Koen De Kort of The Netherlands and Team Trek Segafredo
Koen de Kort and his Trek-Segafredo teammates during Volta ao Algarve (Image credit: Getty Images)

Koen de Kort of Trek-Segafredo has revealed that a number of Andorra-based professional riders have opted to train indoors for at least the next week, to avoid angering local residents who are forced to respect stringent orders to stay at home.

Italian professional and Olympic riders are allowed to train outdoors but Spanish professional riders are not allowed to do so, reportedly due to legal and insurance reasons. Other nations such as France, Belgium and the Netherlands have yet to ban training but could so as the coronavirus pandemic worsens.

Andorra usually follows major Spanish policy decisions despite being an independent microstate high in the Pyrenees between Spain and France. Andorra announced its first coronavirus case on March 2 and now has an official total of 16 cases and a number of suspected cases. Spain has far more cases and on Monday closed its borders to everyone except Spanish residents returning home and those with a valid reason to travel.

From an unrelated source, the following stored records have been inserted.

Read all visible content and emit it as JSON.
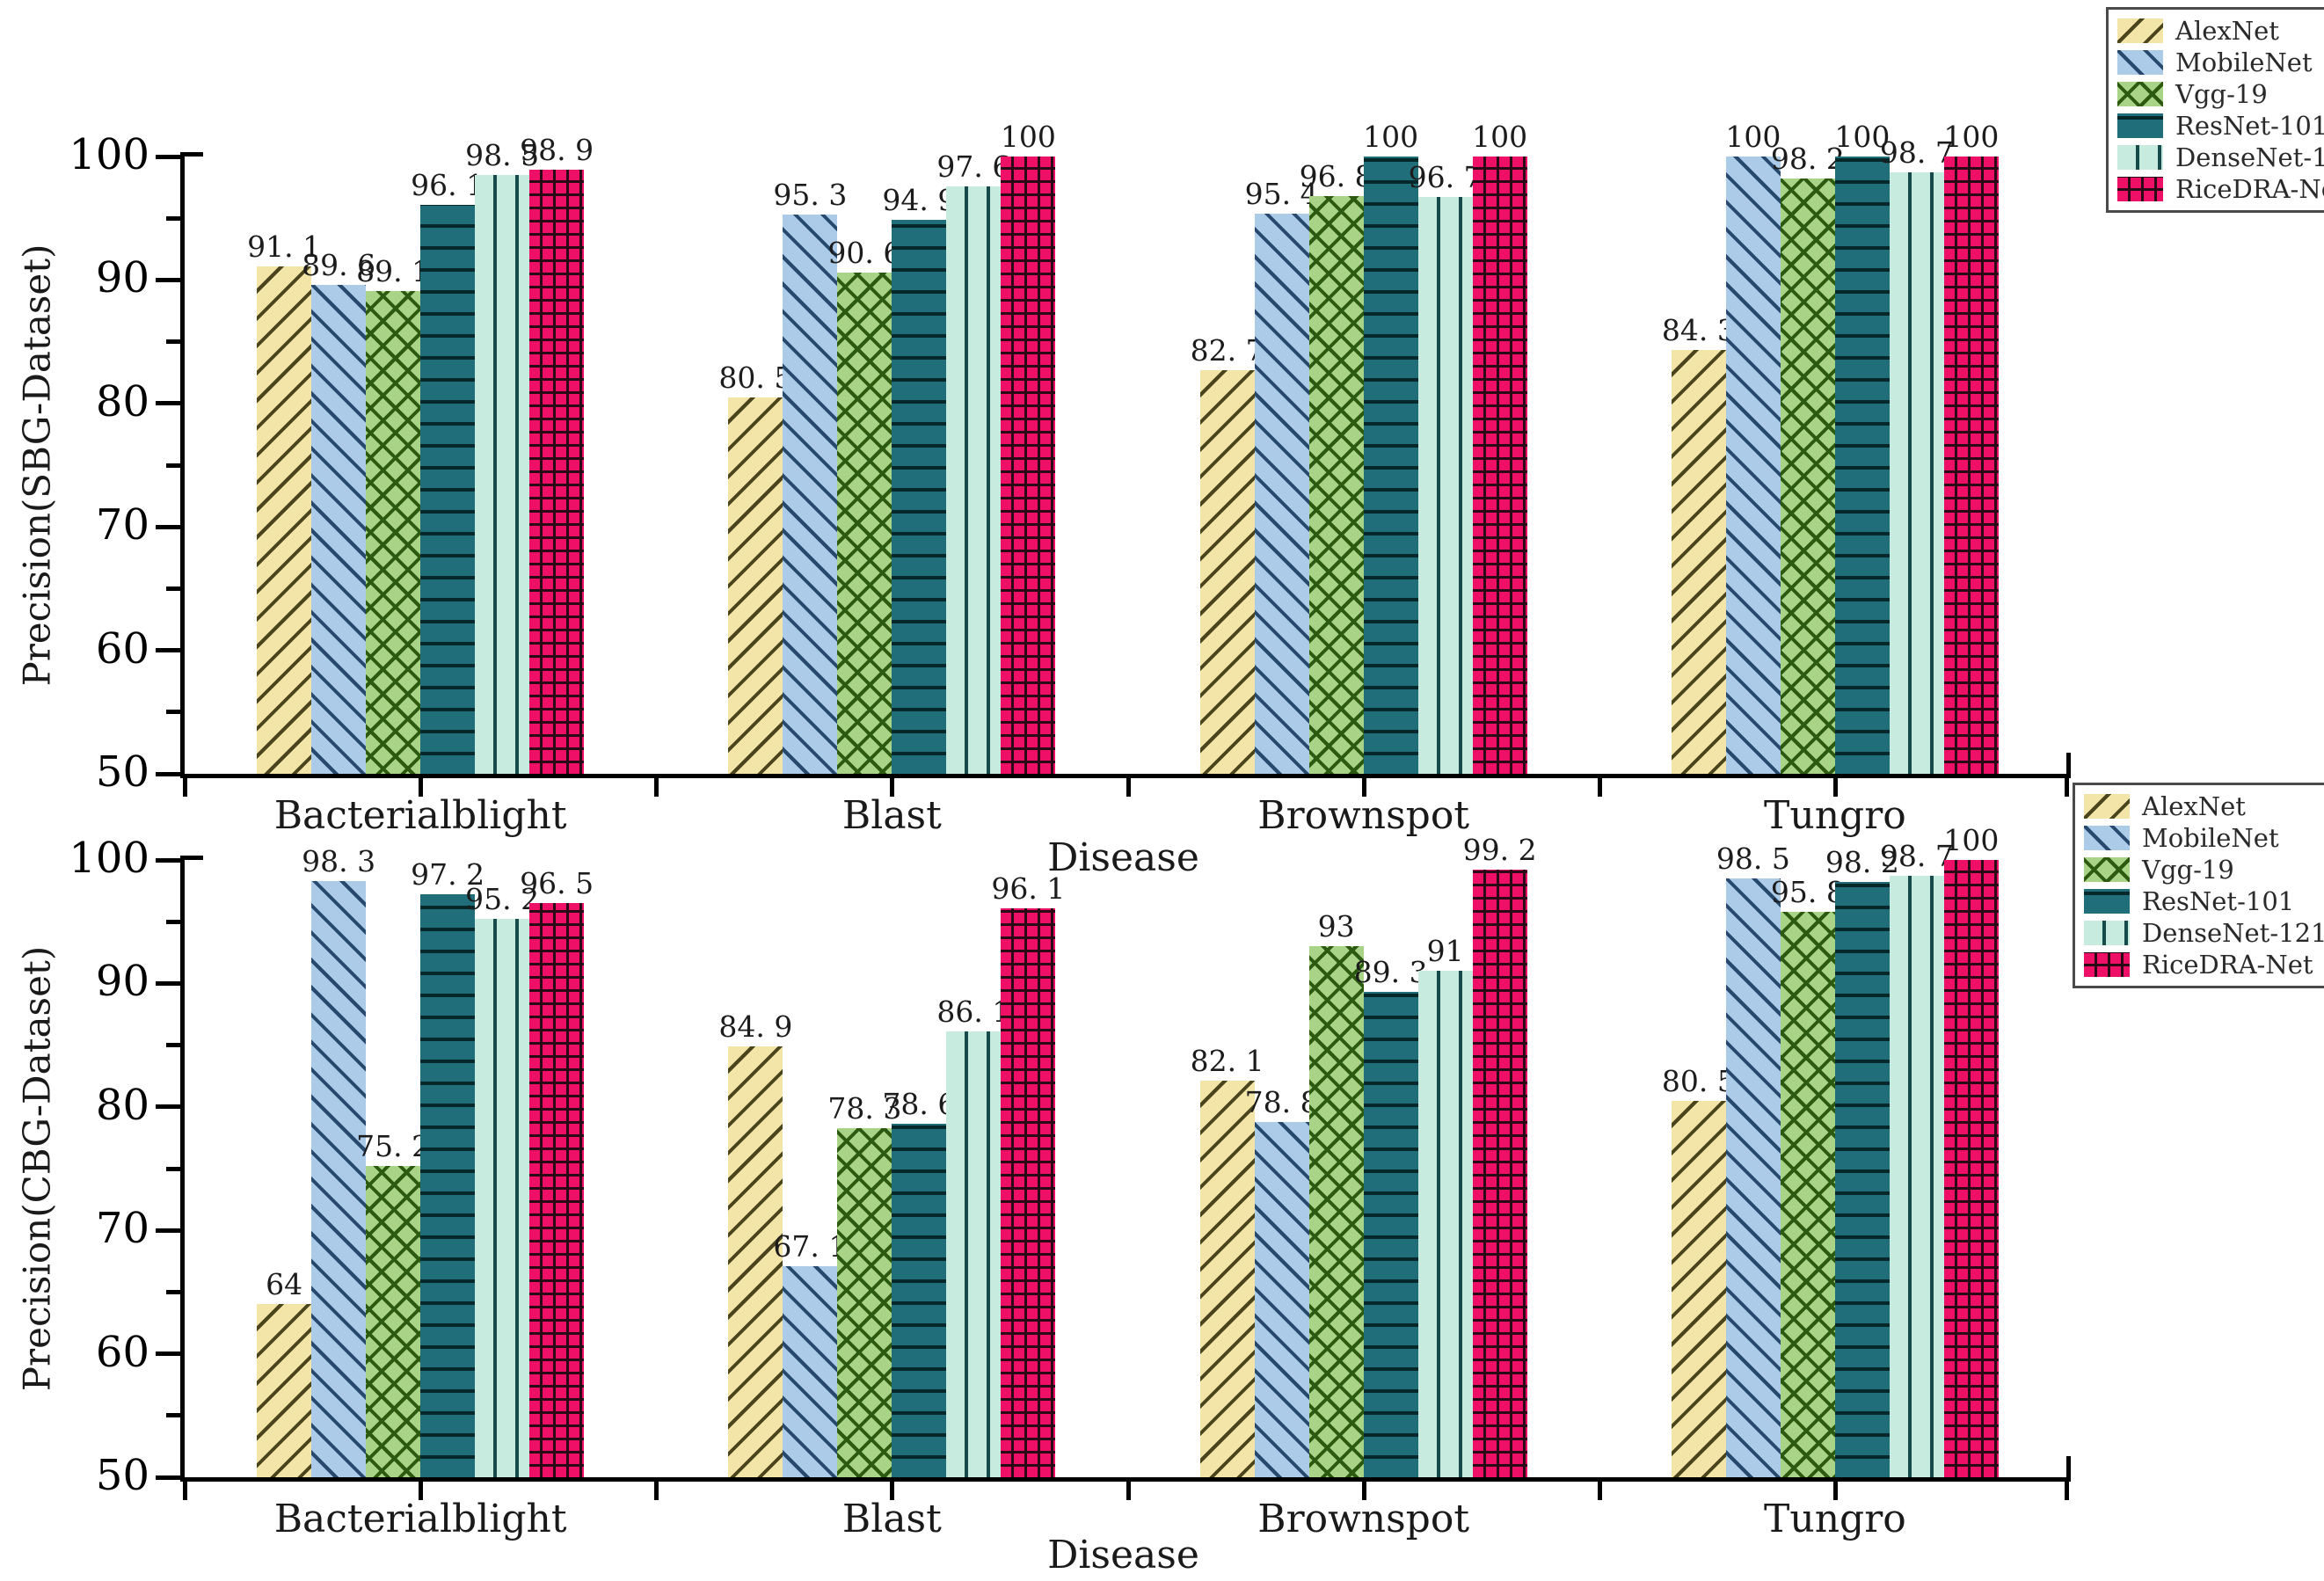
{
  "figure": {
    "background": "#ffffff",
    "axis_color": "#000000",
    "text_color": "#1a1a1a"
  },
  "legend": {
    "entries": [
      "AlexNet",
      "MobileNet",
      "Vgg-19",
      "ResNet-101",
      "DenseNet-121",
      "RiceDRA-Net"
    ]
  },
  "series_style": [
    {
      "name": "AlexNet",
      "fill": "#f3e5a8",
      "hatch_color": "#4a451c",
      "hatch": "diagonal-forward"
    },
    {
      "name": "MobileNet",
      "fill": "#abcbe9",
      "hatch_color": "#27496e",
      "hatch": "diagonal-backward"
    },
    {
      "name": "Vgg-19",
      "fill": "#a9d386",
      "hatch_color": "#2c5a10",
      "hatch": "cross-diagonal"
    },
    {
      "name": "ResNet-101",
      "fill": "#1f6e79",
      "hatch_color": "#05282b",
      "hatch": "horizontal-lines"
    },
    {
      "name": "DenseNet-121",
      "fill": "#c7ecdf",
      "hatch_color": "#174b4b",
      "hatch": "vertical-lines"
    },
    {
      "name": "RiceDRA-Net",
      "fill": "#ee1066",
      "hatch_color": "#2a0a14",
      "hatch": "grid"
    }
  ],
  "chart_data": [
    {
      "type": "bar",
      "ylabel": "Precision(SBG-Dataset)",
      "xlabel": "Disease",
      "ylim": [
        50,
        100
      ],
      "y_ticks": [
        50,
        60,
        70,
        80,
        90,
        100
      ],
      "grid": false,
      "legend_position": "outside-top-right",
      "categories": [
        "Bacterialblight",
        "Blast",
        "Brownspot",
        "Tungro"
      ],
      "series": [
        {
          "name": "AlexNet",
          "values": [
            91.1,
            80.5,
            82.7,
            84.3
          ],
          "labels": [
            "91. 1",
            "80. 5",
            "82. 7",
            "84. 3"
          ]
        },
        {
          "name": "MobileNet",
          "values": [
            89.6,
            95.3,
            95.4,
            100
          ],
          "labels": [
            "89. 6",
            "95. 3",
            "95. 4",
            "100"
          ]
        },
        {
          "name": "Vgg-19",
          "values": [
            89.1,
            90.6,
            96.8,
            98.2
          ],
          "labels": [
            "89. 1",
            "90. 6",
            "96. 8",
            "98. 2"
          ]
        },
        {
          "name": "ResNet-101",
          "values": [
            96.1,
            94.9,
            100,
            100
          ],
          "labels": [
            "96. 1",
            "94. 9",
            "100",
            "100"
          ]
        },
        {
          "name": "DenseNet-121",
          "values": [
            98.5,
            97.6,
            96.7,
            98.7
          ],
          "labels": [
            "98. 5",
            "97. 6",
            "96. 7",
            "98. 7"
          ]
        },
        {
          "name": "RiceDRA-Net",
          "values": [
            98.9,
            100,
            100,
            100
          ],
          "labels": [
            "98. 9",
            "100",
            "100",
            "100"
          ]
        }
      ]
    },
    {
      "type": "bar",
      "ylabel": "Precision(CBG-Dataset)",
      "xlabel": "Disease",
      "ylim": [
        50,
        100
      ],
      "y_ticks": [
        50,
        60,
        70,
        80,
        90,
        100
      ],
      "grid": false,
      "legend_position": "outside-top-right",
      "categories": [
        "Bacterialblight",
        "Blast",
        "Brownspot",
        "Tungro"
      ],
      "series": [
        {
          "name": "AlexNet",
          "values": [
            64,
            84.9,
            82.1,
            80.5
          ],
          "labels": [
            "64",
            "84. 9",
            "82. 1",
            "80. 5"
          ]
        },
        {
          "name": "MobileNet",
          "values": [
            98.3,
            67.1,
            78.8,
            98.5
          ],
          "labels": [
            "98. 3",
            "67. 1",
            "78. 8",
            "98. 5"
          ]
        },
        {
          "name": "Vgg-19",
          "values": [
            75.2,
            78.3,
            93,
            95.8
          ],
          "labels": [
            "75. 2",
            "78. 3",
            "93",
            "95. 8"
          ]
        },
        {
          "name": "ResNet-101",
          "values": [
            97.2,
            78.6,
            89.3,
            98.2
          ],
          "labels": [
            "97. 2",
            "78. 6",
            "89. 3",
            "98. 2"
          ]
        },
        {
          "name": "DenseNet-121",
          "values": [
            95.2,
            86.1,
            91,
            98.7
          ],
          "labels": [
            "95. 2",
            "86. 1",
            "91",
            "98. 7"
          ]
        },
        {
          "name": "RiceDRA-Net",
          "values": [
            96.5,
            96.1,
            99.2,
            100
          ],
          "labels": [
            "96. 5",
            "96. 1",
            "99. 2",
            "100"
          ]
        }
      ]
    }
  ]
}
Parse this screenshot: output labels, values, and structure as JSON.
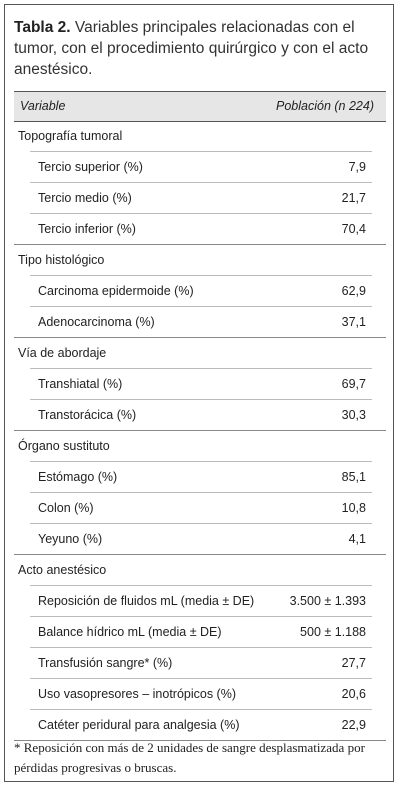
{
  "title": {
    "label": "Tabla 2.",
    "text": "Variables principales relacionadas con el tumor, con el procedimiento quirúrgico y con el acto anestésico."
  },
  "table": {
    "header": [
      "Variable",
      "Población (n 224)"
    ],
    "groups": [
      {
        "name": "Topografía tumoral",
        "rows": [
          [
            "Tercio superior (%)",
            "7,9"
          ],
          [
            "Tercio medio (%)",
            "21,7"
          ],
          [
            "Tercio inferior (%)",
            "70,4"
          ]
        ]
      },
      {
        "name": "Tipo histológico",
        "rows": [
          [
            "Carcinoma epidermoide (%)",
            "62,9"
          ],
          [
            "Adenocarcinoma (%)",
            "37,1"
          ]
        ]
      },
      {
        "name": "Vía de abordaje",
        "rows": [
          [
            "Transhiatal (%)",
            "69,7"
          ],
          [
            "Transtorácica (%)",
            "30,3"
          ]
        ]
      },
      {
        "name": "Órgano sustituto",
        "rows": [
          [
            "Estómago (%)",
            "85,1"
          ],
          [
            "Colon (%)",
            "10,8"
          ],
          [
            "Yeyuno (%)",
            "4,1"
          ]
        ]
      },
      {
        "name": "Acto anestésico",
        "rows": [
          [
            "Reposición de fluidos mL (media ± DE)",
            "3.500 ± 1.393"
          ],
          [
            "Balance hídrico mL (media ± DE)",
            "500 ± 1.188"
          ],
          [
            "Transfusión sangre* (%)",
            "27,7"
          ],
          [
            "Uso vasopresores – inotrópicos (%)",
            "20,6"
          ],
          [
            "Catéter peridural para analgesia (%)",
            "22,9"
          ]
        ]
      }
    ]
  },
  "footnote": "* Reposición con más de 2 unidades de sangre desplasmatizada por pérdidas progresivas o bruscas."
}
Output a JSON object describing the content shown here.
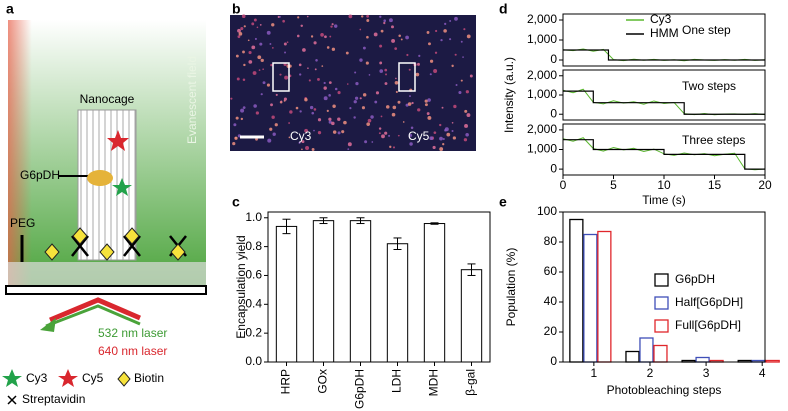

"We have a WhatsApp group of all the English-speaking riders in Andorra and it's been decided not to go outside anymore, although there is not yet a ban," de Kort told Belgian newspaper De Telegraaf, suggesting there have been issues out on the roads between locals residents and cyclists, as has occurred in Italy.

"People don't want us to come out yet. And as cyclists, we must try to respect public opinion in such a small state as Andorra. If we now go en masse on the public road to train, you can count on us to be cursed. That's not good for anything. I think it would be more advisable to train indoors for a week or more to make sure people don't hate us."

A number of big-name professional riders are based in Andorra, some with their families. The likes of Tour de France champion Egan Bernal, Robert Gesink and others have confirmed they have switched to riding indoors or limited any training as the lack of racing has forced them and their teams to take a break. 

De Kort recently opened a restaurant in Andorra and has been forced to make some tough economic decisions. That has heightened his understanding of how local Andorra people may feel towards professional cyclist out on the roads.

"I had to close my restaurant because of the coronavirus. I have had to lay off people but I have to pay the rent and electricity for my restaurant and pay wage costs," he said.

Meanwhile, the cyclists seemed to happy riding outside on the road. "From the point of view of ordinary people, I can understand why this might seem wrong.”